Published:Thursday | January 16, 2020 | 12:31 AMJudana Murphy/Gleaner Writer
Adley Duncan, deputy director of public prosecutions.
Adley Duncan, deputy director of public prosecutions.

The Human Resource Management Association of Jamaica (HRMAJ) is pushing its more than 300 member organisations to implement social media policies for their employees.

The call follows Monday’s internal memo to staff by Director of Public Prosecutions (DPP) Paula Llewellyn advising that a social-media policy would be developed to guide their use of the platforms.

Her intervention was likely triggered by social-media outrage sparked by a series of controversial posts on Twitter by Deputy DPP Adley Duncan following a butt-naked home burglary. He also made taboo allusions to secretions.

Immediate past president of the HRMAJ, Karl Williams, told The Gleaner that human resource departments are at different levels of maturity as it relates to the introduction of social-media policies.

“We, HRMAJ, are strongly recommending that in this environment, a social-media policy is not a luxury, and it should be implemented no later than 2020,” Williams said.

“When you have a policy, it is no longer a decision being taken on an individual basis, but it is a clear and articulated plan of action about how companies will deal with matters in that space.”

Reputation important

The past president explained that when implemented, new and more seasoned employees would be required to give signatory endorsement to all aspects of the policy.

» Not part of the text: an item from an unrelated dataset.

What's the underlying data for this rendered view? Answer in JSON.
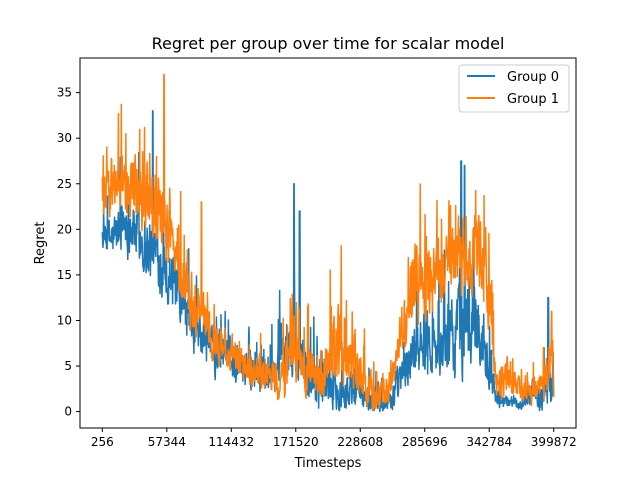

“The reputation of a company’s brand is one of the major factors in having a social-media policy because by the nature of social media, a brand can go from being a hero to zero in a minute when things go viral,” he said.

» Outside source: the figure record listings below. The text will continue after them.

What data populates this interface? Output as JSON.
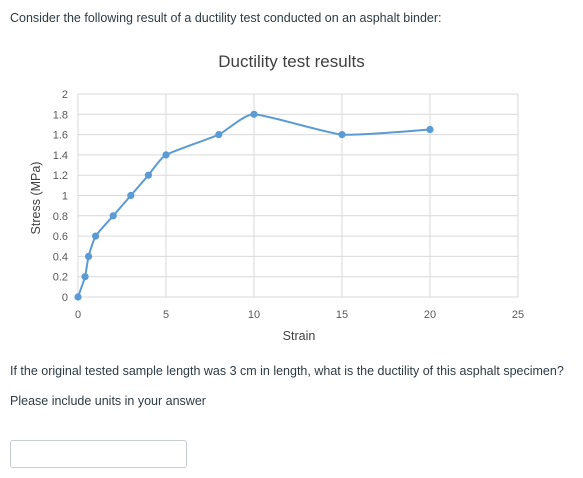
{
  "question": {
    "intro": "Consider the following result of a ductility test conducted on an asphalt binder:",
    "prompt": "If the original tested sample length was 3 cm in length, what is the ductility of this asphalt specimen?",
    "hint": "Please include units in your answer",
    "answer_value": ""
  },
  "chart_data": {
    "type": "scatter",
    "title": "Ductility test results",
    "xlabel": "Strain",
    "ylabel": "Stress (MPa)",
    "xlim": [
      0,
      25
    ],
    "ylim": [
      0,
      2
    ],
    "xticks": [
      "0",
      "5",
      "10",
      "15",
      "20",
      "25"
    ],
    "yticks": [
      "0",
      "0.2",
      "0.4",
      "0.6",
      "0.8",
      "1",
      "1.2",
      "1.4",
      "1.6",
      "1.8",
      "2"
    ],
    "grid": true,
    "smooth_line": true,
    "series_color": "#5b9bd5",
    "points": [
      {
        "x": 0,
        "y": 0
      },
      {
        "x": 0.4,
        "y": 0.2
      },
      {
        "x": 0.6,
        "y": 0.4
      },
      {
        "x": 1,
        "y": 0.6
      },
      {
        "x": 2,
        "y": 0.8
      },
      {
        "x": 3,
        "y": 1.0
      },
      {
        "x": 4,
        "y": 1.2
      },
      {
        "x": 5,
        "y": 1.4
      },
      {
        "x": 8,
        "y": 1.6
      },
      {
        "x": 10,
        "y": 1.8
      },
      {
        "x": 15,
        "y": 1.6
      },
      {
        "x": 20,
        "y": 1.65
      }
    ]
  }
}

Williams said that situations can escalate even faster when employees are wearing company-branded clothing.

The DPP, in her two-page memorandum, did not name Duncan but cited “recent events” which she said would not be “particularised”.

In the memorandum dated January 13, the DPP explained that given the high public office she held, she had made a personal decision not to engage in the social-media space.

“I had hoped that self-regulation, given the fact that we are all professionals, would have been the desirable path chosen by everyone. Alas, for some of us, this has proven to be a difficult path to tread,” the memo read.

While noting that she respected privacy rights, Llewellyn’s advisory stated that the policy to be drafted would be binding on all staff and aimed to protect “the positive image of the ODPP and all team members from any action that may tend to bring this office into disrepute”.

“Once you are on the establishment of the ODPP, you become a public servant. If you are a legal officer, you represent the Director of Public Prosecutions herself and the dignity surrounding that high office,” the memo read.